Blowing Silence Down are going all out and continue to keep the listener’s ears on their little sonically receptive toes. ‘Don’t Go’ breaks the pace and aggression with a lamenting, emotional ballad before, droning, classic Punk-toned bass slowly ebbs in a track landing on its feet within rhythmic yet melodic Grunge paired with contemporary Alternative Rock; all with those guitar shining once more. ‘What You’ve Become’ is an album highlight absolutely and unambiguously.
This already becoming a mammoth-sized review but I feel this album deserves no less, especially in regard to the respect it warrants. It has its questionable moments and owns them and it has its cliche moments and re-invents them. ‘Hurricane’ is very much another staple to their sound as a more rounded Alt. Rock stylistic really does see the band more than at home. If Black Stone Cherry were more inclined to the darker angst enveloped side of Hard Rock or had spent more time listening to In Utero then they may well have churned out the likes of ‘This is How It Ends’

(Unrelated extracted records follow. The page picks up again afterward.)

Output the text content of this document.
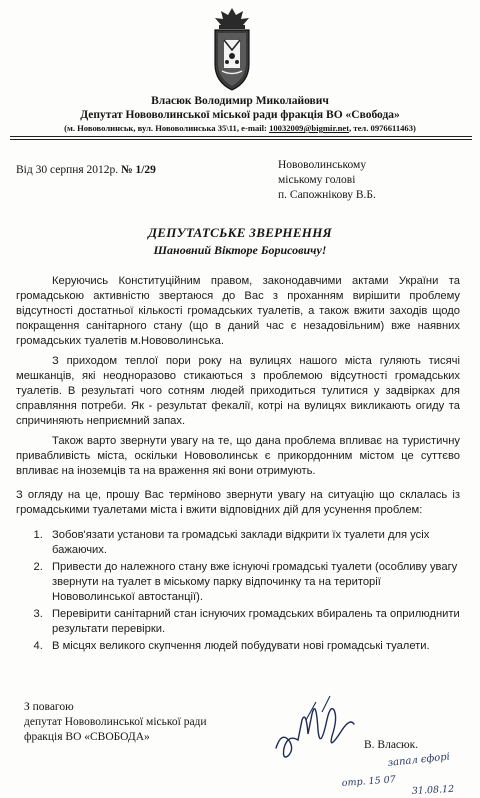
Власюк Володимир Миколайович
Депутат Нововолинської міської ради фракція ВО «Свобода»
(м. Нововолинськ, вул. Нововолинська 35\11, e-mail: 10032009@bigmir.net, тел. 0976611463)
Від 30 серпня 2012р. № 1/29	Нововолинському
міському голові
п. Сапожнікову В.Б.
ДЕПУТАТСЬКЕ ЗВЕРНЕННЯ
Шановний Вікторе Борисовичу!

Керуючись Конституційним правом, законодавчими актами України та громадською активністю звертаюся до Вас з проханням вирішити проблему відсутності достатньої кількості громадських туалетів, а також вжити заходів щодо покращення санітарного стану (що в даний час є незадовільним) вже наявних громадських туалетів м.Нововолинська.

З приходом теплої пори року на вулицях нашого міста гуляють тисячі мешканців, які неодноразово стикаються з проблемою відсутності громадських туалетів. В результаті чого сотням людей приходиться тулитися у задвірках для справляння потреби. Як - результат фекалії, котрі на вулицях викликають огиду та спричиняють неприємний запах.

Також варто звернути увагу на те, що дана проблема впливає на туристичну привабливість міста, оскільки Нововолинськ є прикордонним містом це суттєво впливає на іноземців та на враження які вони отримують.

З огляду на це, прошу Вас терміново звернути увагу на ситуацію що склалась із громадськими туалетами міста і вжити відповідних дій для усунення проблем:

1. Зобов'язати установи та громадські заклади відкрити їх туалети для усіх бажаючих.
2. Привести до належного стану вже існуючі громадські туалети (особливу увагу звернути на туалет в міському парку відпочинку та на території Нововолинської автостанції).
3. Перевірити санітарний стан існуючих громадських вбиралень та оприлюднити результати перевірки.
4. В місцях великого скупчення людей побудувати нові громадські туалети.
З повагою
депутат Нововолинської міської ради
фракція ВО «СВОБОДА»
В. Власюк.
запал єфорі
отр. 15 07
31.08.12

Closing with ‘So Hard To Let You Go’ and ‘Cold Winter Of My Soul’, Blowing Silence Down now know that they have had your attention for better or for worse and now wish to slowly release you. Both tracks respectively move from dulcet Soft-Rock building intricate layers to accompany the by-now intrinsic emotive vocal-style onward to an eventual cathartic end, where classic Alt. Rock (‘So Hard To Let You Go’) and sharp, focussed and rage-inclinded Alt. Metal (‘Cold Winter Of My Soul (Snow)’) end this gargantuan and ambitious release.